More XML experience is gained by yours truly and on many occasions I have found myself pining for the ability to do regular expression processing of XML. If only the pathologies of the above examples didn't exist then I could use a combination of XPath and regular expressions to perform XML manipulations that would be easier for me to implement, understand and maintain. Each time I had a craving for regex's I would suppress the urge, tell myself that it was the wrong thing to do. XML and regexs just don't mix.

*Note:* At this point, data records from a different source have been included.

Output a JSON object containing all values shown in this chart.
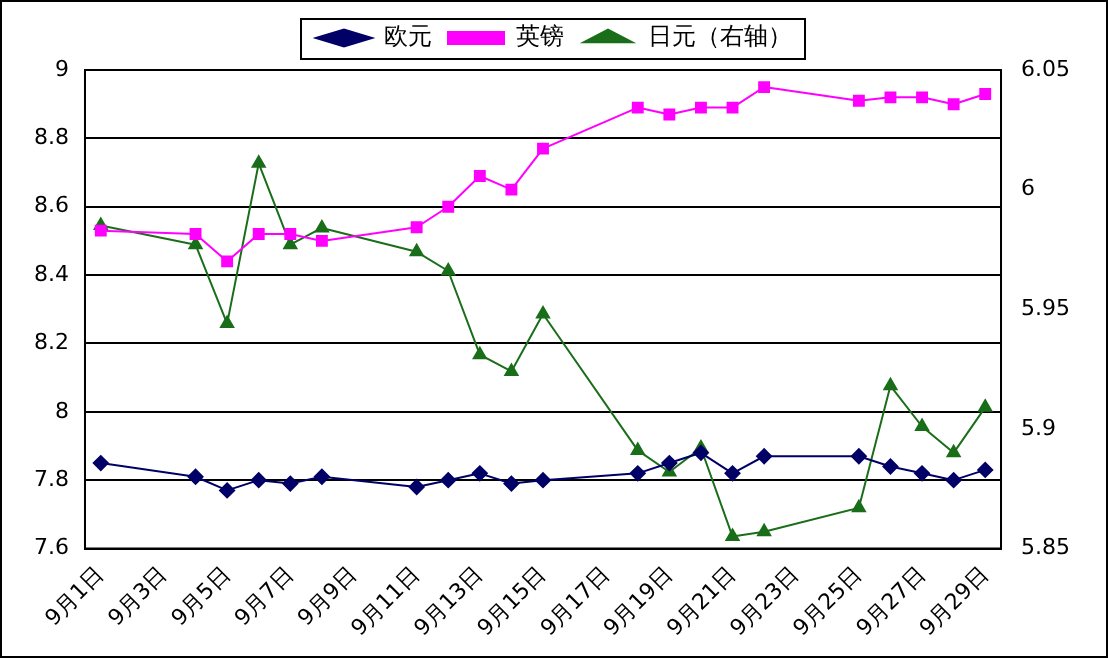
{
  "chart_data": {
    "type": "line",
    "categories": [
      "9月1日",
      null,
      "9月3日",
      null,
      "9月5日",
      null,
      "9月7日",
      null,
      "9月9日",
      null,
      "9月11日",
      null,
      "9月13日",
      null,
      "9月15日",
      null,
      "9月17日",
      null,
      "9月19日",
      null,
      "9月21日",
      null,
      "9月23日",
      null,
      "9月25日",
      null,
      "9月27日",
      null,
      "9月29日"
    ],
    "series": [
      {
        "name": "欧元",
        "color": "#000066",
        "marker": "diamond",
        "values": [
          7.85,
          null,
          null,
          7.81,
          7.77,
          7.8,
          7.79,
          7.81,
          null,
          null,
          7.78,
          7.8,
          7.82,
          7.79,
          7.8,
          null,
          null,
          7.82,
          7.85,
          7.88,
          7.82,
          7.87,
          null,
          null,
          7.87,
          7.84,
          7.82,
          7.8,
          7.83
        ]
      },
      {
        "name": "英镑",
        "color": "#ff00ff",
        "marker": "square",
        "values": [
          8.53,
          null,
          null,
          8.52,
          8.44,
          8.52,
          8.52,
          8.5,
          null,
          null,
          8.54,
          8.6,
          8.69,
          8.65,
          8.77,
          null,
          null,
          8.89,
          8.87,
          8.89,
          8.89,
          8.95,
          null,
          null,
          8.91,
          8.92,
          8.92,
          8.9,
          8.93
        ]
      },
      {
        "name": "日元（右轴）",
        "color": "#1a6e1a",
        "marker": "triangle",
        "axis": "y2",
        "values": [
          5.985,
          null,
          null,
          5.977,
          5.944,
          6.011,
          5.977,
          5.984,
          null,
          null,
          5.974,
          5.966,
          5.931,
          5.924,
          5.948,
          null,
          null,
          5.891,
          5.882,
          5.892,
          5.855,
          5.857,
          null,
          null,
          5.867,
          5.918,
          5.901,
          5.89,
          5.909
        ]
      }
    ],
    "ylim": [
      7.6,
      9
    ],
    "yticks": [
      7.6,
      7.8,
      8,
      8.2,
      8.4,
      8.6,
      8.8,
      9
    ],
    "y2lim": [
      5.85,
      6.05
    ],
    "y2ticks": [
      5.85,
      5.9,
      5.95,
      6,
      6.05
    ],
    "grid": "y",
    "legend": "top"
  }
}
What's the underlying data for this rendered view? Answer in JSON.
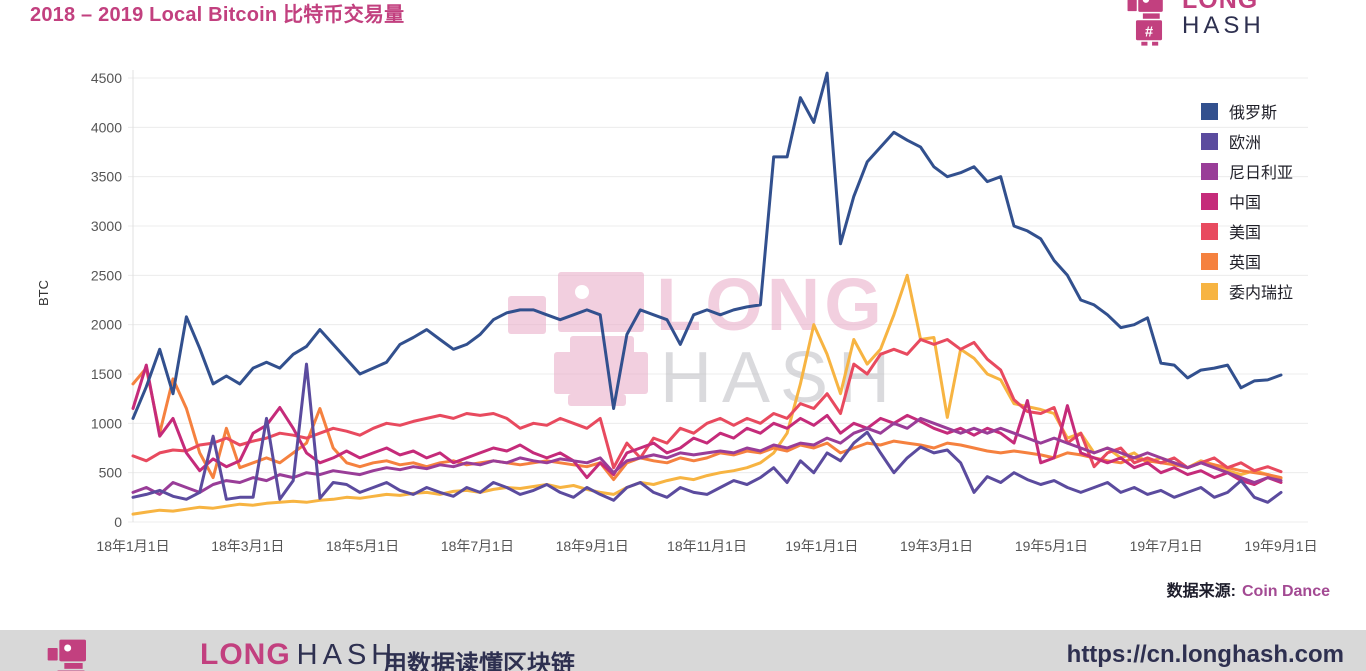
{
  "header": {
    "title": "2018 – 2019 Local Bitcoin 比特币交易量",
    "logo": {
      "line1": "LONG",
      "line2": "HASH"
    }
  },
  "watermark": {
    "line1": "LONG",
    "line2": "HASH"
  },
  "source": {
    "label": "数据来源:",
    "value": "Coin Dance"
  },
  "footer": {
    "brand_long": "LONG",
    "brand_hash": "HASH",
    "tagline": "用数据读懂区块链",
    "url": "https://cn.longhash.com"
  },
  "colors": {
    "title": "#c2407f",
    "grid": "#ececec",
    "axis_text": "#555555",
    "watermark_pink": "#e9a9c6",
    "watermark_gray": "#bcbcc2",
    "footer_bg": "#d8d8d8",
    "navy": "#2e3050",
    "magenta": "#c2407f"
  },
  "chart_data": {
    "type": "line",
    "title": "2018 – 2019 Local Bitcoin 比特币交易量",
    "xlabel": "",
    "ylabel": "BTC",
    "ylim": [
      0,
      4500
    ],
    "yticks": [
      0,
      500,
      1000,
      1500,
      2000,
      2500,
      3000,
      3500,
      4000,
      4500
    ],
    "xtick_labels": [
      "18年1月1日",
      "18年3月1日",
      "18年5月1日",
      "18年7月1日",
      "18年9月1日",
      "18年11月1日",
      "19年1月1日",
      "19年3月1日",
      "19年5月1日",
      "19年7月1日",
      "19年9月1日"
    ],
    "x_unit": "weekly samples, 2018-01-01 to 2019-09-01",
    "n_points": 87,
    "grid": "horizontal",
    "legend_position": "right",
    "source": "Coin Dance",
    "series": [
      {
        "name": "俄罗斯",
        "color": "#32508e",
        "values": [
          1050,
          1370,
          1750,
          1300,
          2080,
          1760,
          1400,
          1480,
          1400,
          1560,
          1620,
          1560,
          1700,
          1780,
          1950,
          1800,
          1650,
          1500,
          1560,
          1620,
          1800,
          1870,
          1950,
          1850,
          1750,
          1800,
          1900,
          2050,
          2120,
          2150,
          2150,
          2100,
          2050,
          2100,
          2150,
          2100,
          1150,
          1900,
          2150,
          2100,
          2050,
          1800,
          2100,
          2150,
          2100,
          2150,
          2180,
          2200,
          3700,
          3700,
          4300,
          4050,
          4550,
          2820,
          3300,
          3650,
          3800,
          3950,
          3870,
          3800,
          3600,
          3500,
          3540,
          3600,
          3450,
          3500,
          3000,
          2950,
          2870,
          2650,
          2500,
          2250,
          2200,
          2100,
          1970,
          2000,
          2070,
          1610,
          1590,
          1460,
          1540,
          1560,
          1590,
          1360,
          1430,
          1440,
          1490
        ]
      },
      {
        "name": "欧洲",
        "color": "#5b4b9e",
        "values": [
          250,
          280,
          320,
          260,
          230,
          300,
          870,
          230,
          250,
          250,
          1050,
          230,
          420,
          1600,
          240,
          400,
          380,
          300,
          350,
          400,
          320,
          280,
          350,
          300,
          260,
          350,
          300,
          400,
          350,
          280,
          320,
          380,
          300,
          250,
          350,
          280,
          220,
          350,
          400,
          300,
          250,
          350,
          300,
          280,
          350,
          420,
          380,
          450,
          550,
          400,
          620,
          500,
          700,
          620,
          800,
          910,
          700,
          500,
          650,
          760,
          700,
          730,
          600,
          300,
          460,
          400,
          500,
          430,
          380,
          420,
          350,
          300,
          350,
          400,
          300,
          350,
          280,
          320,
          250,
          300,
          350,
          250,
          300,
          420,
          250,
          200,
          300
        ]
      },
      {
        "name": "尼日利亚",
        "color": "#993d98",
        "values": [
          300,
          350,
          280,
          400,
          350,
          300,
          380,
          420,
          400,
          450,
          420,
          480,
          450,
          500,
          480,
          520,
          500,
          480,
          520,
          550,
          530,
          560,
          540,
          580,
          560,
          600,
          580,
          620,
          600,
          650,
          620,
          600,
          640,
          620,
          600,
          650,
          500,
          620,
          650,
          680,
          650,
          700,
          680,
          700,
          720,
          700,
          750,
          720,
          780,
          750,
          800,
          780,
          850,
          800,
          900,
          950,
          900,
          1000,
          950,
          1050,
          1000,
          950,
          900,
          950,
          900,
          950,
          900,
          850,
          800,
          850,
          800,
          750,
          700,
          750,
          700,
          650,
          700,
          650,
          600,
          550,
          600,
          550,
          500,
          450,
          400,
          450,
          420
        ]
      },
      {
        "name": "中国",
        "color": "#c52b7a",
        "values": [
          1150,
          1590,
          870,
          1050,
          700,
          520,
          640,
          560,
          620,
          900,
          980,
          1160,
          950,
          700,
          600,
          650,
          720,
          650,
          700,
          750,
          680,
          720,
          650,
          700,
          600,
          650,
          700,
          750,
          720,
          780,
          700,
          650,
          700,
          620,
          450,
          600,
          480,
          700,
          750,
          800,
          700,
          750,
          850,
          800,
          900,
          850,
          950,
          900,
          1000,
          950,
          1050,
          980,
          1080,
          900,
          1000,
          950,
          1050,
          1000,
          1080,
          1020,
          950,
          900,
          950,
          880,
          950,
          900,
          800,
          1230,
          600,
          650,
          1180,
          700,
          650,
          600,
          650,
          550,
          600,
          500,
          550,
          480,
          520,
          450,
          500,
          420,
          380,
          450,
          400
        ]
      },
      {
        "name": "美国",
        "color": "#e84a5f",
        "values": [
          670,
          620,
          700,
          730,
          720,
          780,
          800,
          850,
          780,
          820,
          850,
          900,
          880,
          850,
          900,
          950,
          920,
          880,
          950,
          1000,
          980,
          1020,
          1050,
          1080,
          1050,
          1100,
          1080,
          1100,
          1050,
          950,
          1000,
          980,
          1050,
          1000,
          950,
          1050,
          550,
          800,
          650,
          850,
          800,
          950,
          900,
          1000,
          1050,
          980,
          1050,
          1000,
          1100,
          1050,
          1200,
          1150,
          1300,
          1100,
          1600,
          1500,
          1700,
          1750,
          1700,
          1850,
          1800,
          1850,
          1750,
          1820,
          1650,
          1540,
          1240,
          1120,
          1100,
          1160,
          800,
          900,
          560,
          700,
          750,
          600,
          650,
          600,
          650,
          550,
          600,
          650,
          550,
          600,
          520,
          560,
          510
        ]
      },
      {
        "name": "英国",
        "color": "#f5813f",
        "values": [
          1400,
          1560,
          900,
          1450,
          1150,
          700,
          450,
          950,
          550,
          600,
          650,
          600,
          700,
          800,
          1150,
          750,
          600,
          560,
          600,
          620,
          580,
          600,
          560,
          600,
          620,
          580,
          600,
          620,
          600,
          580,
          600,
          620,
          600,
          580,
          560,
          600,
          430,
          600,
          650,
          620,
          600,
          650,
          620,
          650,
          700,
          680,
          720,
          700,
          750,
          720,
          780,
          750,
          800,
          700,
          750,
          800,
          780,
          820,
          800,
          780,
          750,
          800,
          780,
          750,
          720,
          700,
          720,
          700,
          680,
          650,
          700,
          680,
          650,
          620,
          600,
          650,
          620,
          600,
          580,
          550,
          600,
          580,
          550,
          520,
          500,
          480,
          450
        ]
      },
      {
        "name": "委内瑞拉",
        "color": "#f7b442",
        "values": [
          80,
          100,
          120,
          110,
          130,
          150,
          140,
          160,
          180,
          170,
          190,
          200,
          210,
          200,
          220,
          230,
          250,
          240,
          260,
          280,
          270,
          290,
          300,
          280,
          310,
          320,
          300,
          330,
          350,
          340,
          360,
          380,
          350,
          370,
          330,
          300,
          280,
          350,
          400,
          380,
          420,
          450,
          430,
          470,
          500,
          520,
          550,
          600,
          700,
          900,
          1400,
          2000,
          1700,
          1300,
          1850,
          1600,
          1750,
          2100,
          2500,
          1850,
          1870,
          1060,
          1750,
          1660,
          1500,
          1440,
          1200,
          1170,
          1140,
          1100,
          850,
          900,
          700,
          750,
          650,
          700,
          600,
          650,
          600,
          550,
          620,
          580,
          520,
          480,
          520,
          480,
          440
        ]
      }
    ]
  }
}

Today I reached the breaking point. The problem isn't with regular expressions, the problem is with XML. The pathologies in XML that preclude the use of regular expressions are just that, pathologies, and ones that need to be excised. Now there are plenty of attempts to subset XML, but all the ones I have reviewed are centered around building faster or simpler parsers. A noble goal but I want to take that one step further and obviate the requirement of an XML parser. The DOM is there because of the pathologies. Subsetting XML and keeping the DOM is no solution at all. The point of an XML subset that I want is to enable regular-expression manipulation. Now I don't want to throw out the baby with the bathwater and any subset of XML also needs to still support namespaces. Call me what you will, but I Expect More. The idea of declaring a subset is that if an XML document conforms to the subset then you get the same data out of it if you process it with regular expressions of if you process it with an XML processor.
So what would such a subset look like? Off the top of my head here are the rules for such a subset:
- All namespace declarations must be done in the root element.
- Never a declaration for the "" namespace. I.e. if an element sits the "" namespace then the element name will never have a namespace qualifier.
- No CDATA sections.
- No DTDs.
Hmm, that list is shorter than I thought it would be. I must be missing something. Either way, if you're up for a lot of reading on subsetting XML you can check out this thread on XML-DEV.